インド工科大学マドラス校(IIT-M)は11月5日、IIT-Mとスウェーデンのルンド大学の研究者らが、連続フロー音響マイクロ流体技術を開発し、微小液滴の捕捉、合体、分裂を同時に行うことで、液滴粒子径の分布範囲が比較的広い多分散のエマルジョンから粒子径の分布範囲が狭く、比較的均一な単分散のエマルジョンへ再形成することを可能にしたと発表した。研究成果は学術誌Lab on a Chipに掲載された。

エマルジョンとは、油と水のように2つの非混合性液体の混合物である。エマルジョンは、食品業界や化粧品業界、製薬業界で利用されている。このエマルジョンは、サイズの小さいマイクロレベルにおいて、その形成プロセスが複雑である。

マイクロ流体学の分野では、液滴の流体研究が行われており、マイクロ流体デバイス内で液滴の生成や調査、操作が行われている。本研究は、統合された連続フローの中で、マイクロレベルの液滴の高度な制御を可能にし、多分散エマルジョンから単分散エマルジョンへの改良に道を開くものである。

提案された方法は、化学者や生物学者が、標的物質を封入した多分散または不均一な液滴を改良したり、単分散の標的物質に対する試薬の影響を研究するために液滴を混合したりするツールとして役立つ可能性がある。

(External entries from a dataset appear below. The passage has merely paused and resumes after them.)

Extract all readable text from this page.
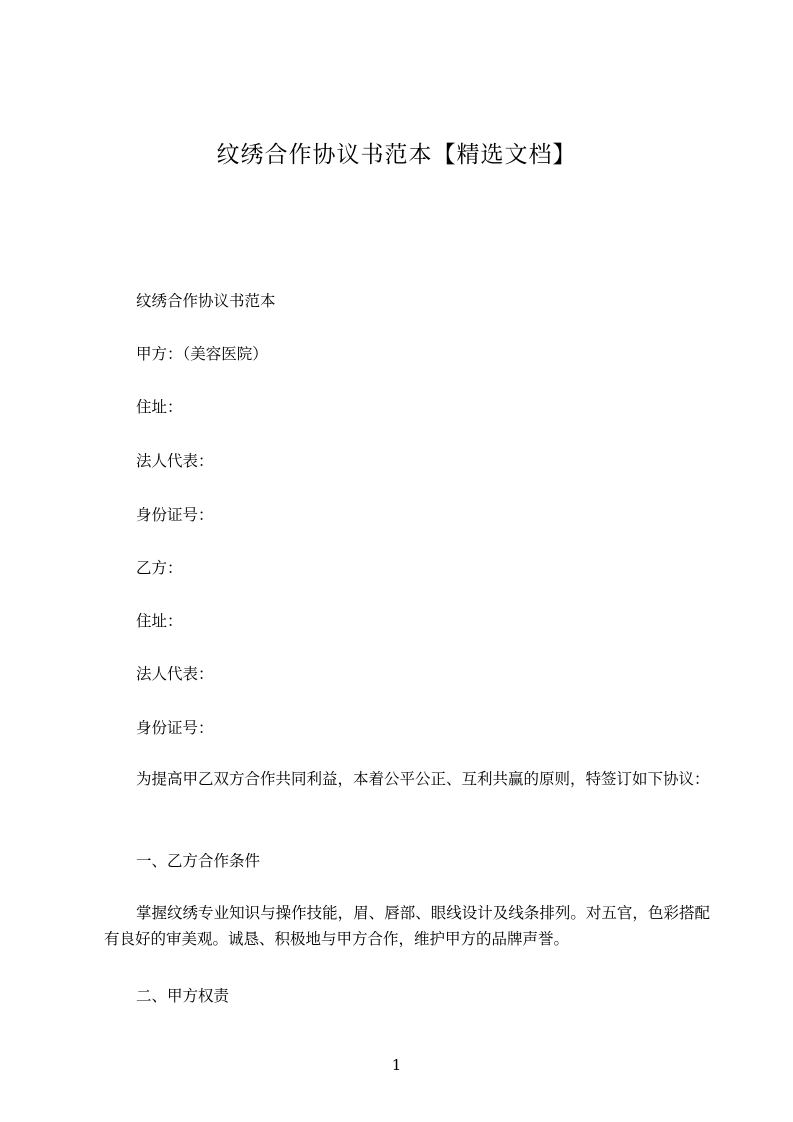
纹绣合作协议书范本【精选文档】
纹绣合作协议书范本
甲方：（美容医院）
住址：
法人代表：
身份证号：
乙方：
住址：
法人代表：
身份证号：
为提高甲乙双方合作共同利益，本着公平公正、互利共赢的原则，特签订如下协议：
一、乙方合作条件
掌握纹绣专业知识与操作技能，眉、唇部、眼线设计及线条排列。对五官，色彩搭配有良好的审美观。诚恳、积极地与甲方合作，维护甲方的品牌声誉。
二、甲方权责
1
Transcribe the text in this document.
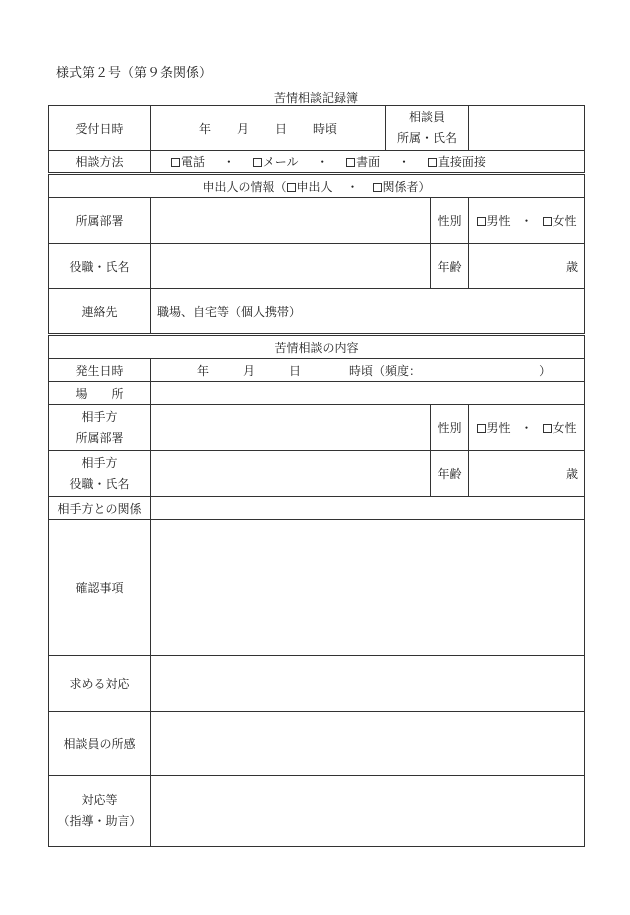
様式第２号（第９条関係）
苦情相談記録簿
受付日時	年 月 日 時頃	相談員
所属・氏名		

相談方法	電話 ・ メール ・ 書面 ・ 直接面接			
申出人の情報（ 申出人 ・ 関係者）				
所属部署			性別	男性 ・ 女性
役職・氏名			年齢	歳
連絡先	職場、自宅等（個人携帯）			
苦情相談の内容				
発生日時	年 月 日 時頃（頻度： ）			
場　　所				

相手方
所属部署			性別	男性 ・ 女性

相手方
役職・氏名			年齢	歳
相手方との関係				
確認事項				
求める対応				
相談員の所感				

対応等
（指導・助言）				
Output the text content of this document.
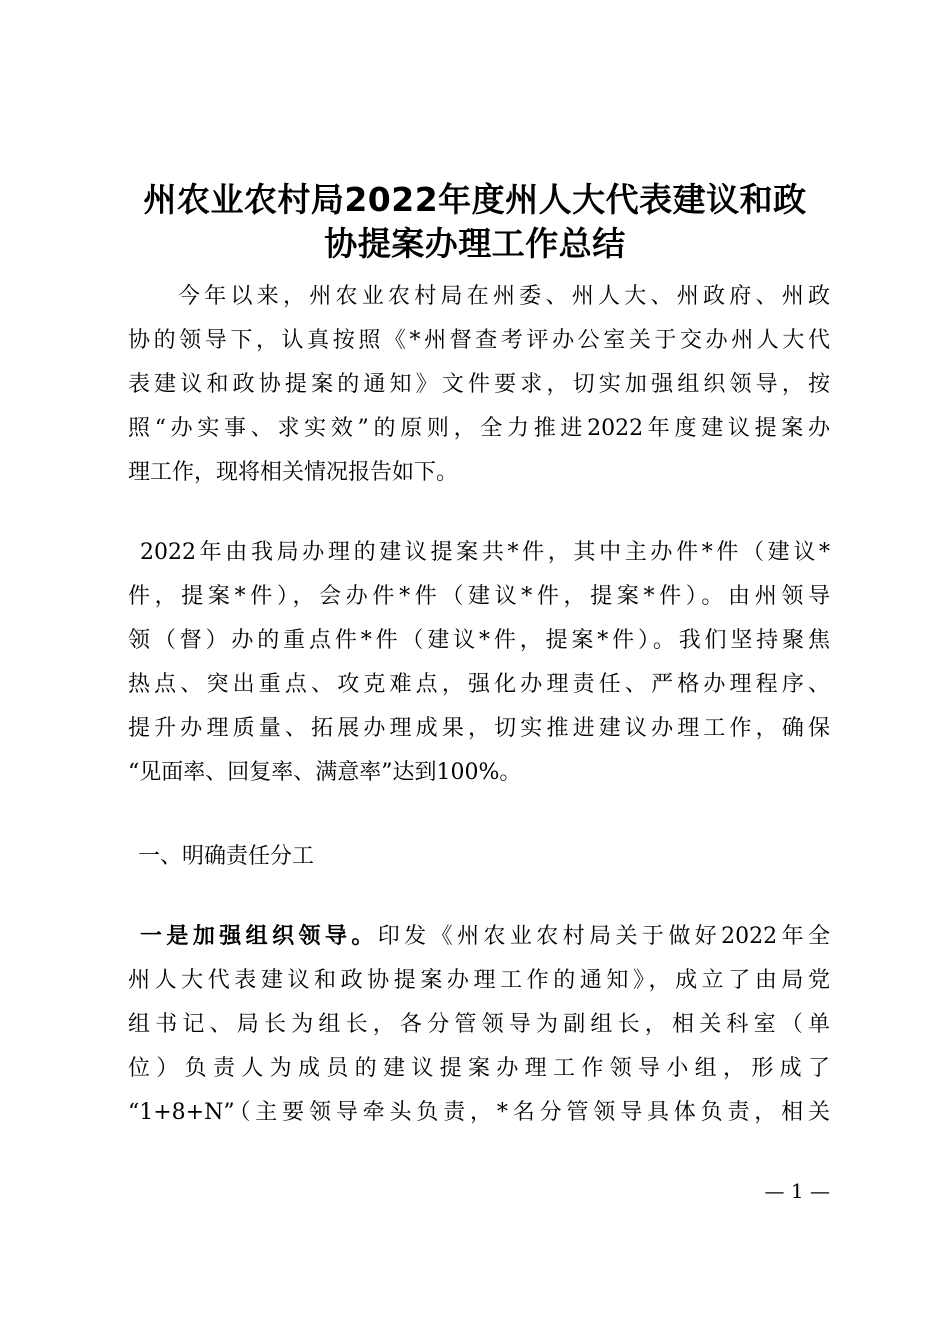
州农业农村局2022年度州人大代表建议和政
协提案办理工作总结
今年以来，州农业农村局在州委、州人大、州政府、州政
协的领导下，认真按照《*州督查考评办公室关于交办州人大代
表建议和政协提案的通知》文件要求，切实加强组织领导，按
照“办实事、求实效”的原则，全力推进2022年度建议提案办
理工作，现将相关情况报告如下。
2022年由我局办理的建议提案共*件，其中主办件*件（建议*
件，提案*件），会办件*件（建议*件，提案*件）。由州领导
领（督）办的重点件*件（建议*件，提案*件）。我们坚持聚焦
热点、突出重点、攻克难点，强化办理责任、严格办理程序、
提升办理质量、拓展办理成果，切实推进建议办理工作，确保
“见面率、回复率、满意率”达到100%。
一、明确责任分工
一是加强组织领导。印发《州农业农村局关于做好2022年全
州人大代表建议和政协提案办理工作的通知》，成立了由局党
组书记、局长为组长，各分管领导为副组长，相关科室（单
位）负责人为成员的建议提案办理工作领导小组，形成了
“1+8+N”（主要领导牵头负责，*名分管领导具体负责，相关
— 1 —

インド工科大学カラグプール校(IIT-KGP)の教授であり、JC Boseナショナルフェローでもあるスーマン・チャクラボルティー(Suman Chakraborty)博士は、本研究の重要性について「液滴ベースのマイクロ流体システムの1つの目標は、サイズ制御可能な単分散の液滴を生成することです。望ましい特性を持つエマルジョンを生成する手法は既にいくつか知られていますが、既存のエマルジョンの特性を再形成する信頼性の高い手法はありませんでした。提案された技術は、超音波ベースの捕捉・合体・分裂プロセスを利用し、既存のエマルジョンをその場で再形成することで、高い均一性とサイズ制御を可能にしています。この技術を用いることで、生物学者や化学者は、多分散性のエマルジョンの特性を操作することで、単分散にされた試薬が標的物質にどのような影響を与えるかを調査できる可能性があります」と指摘した。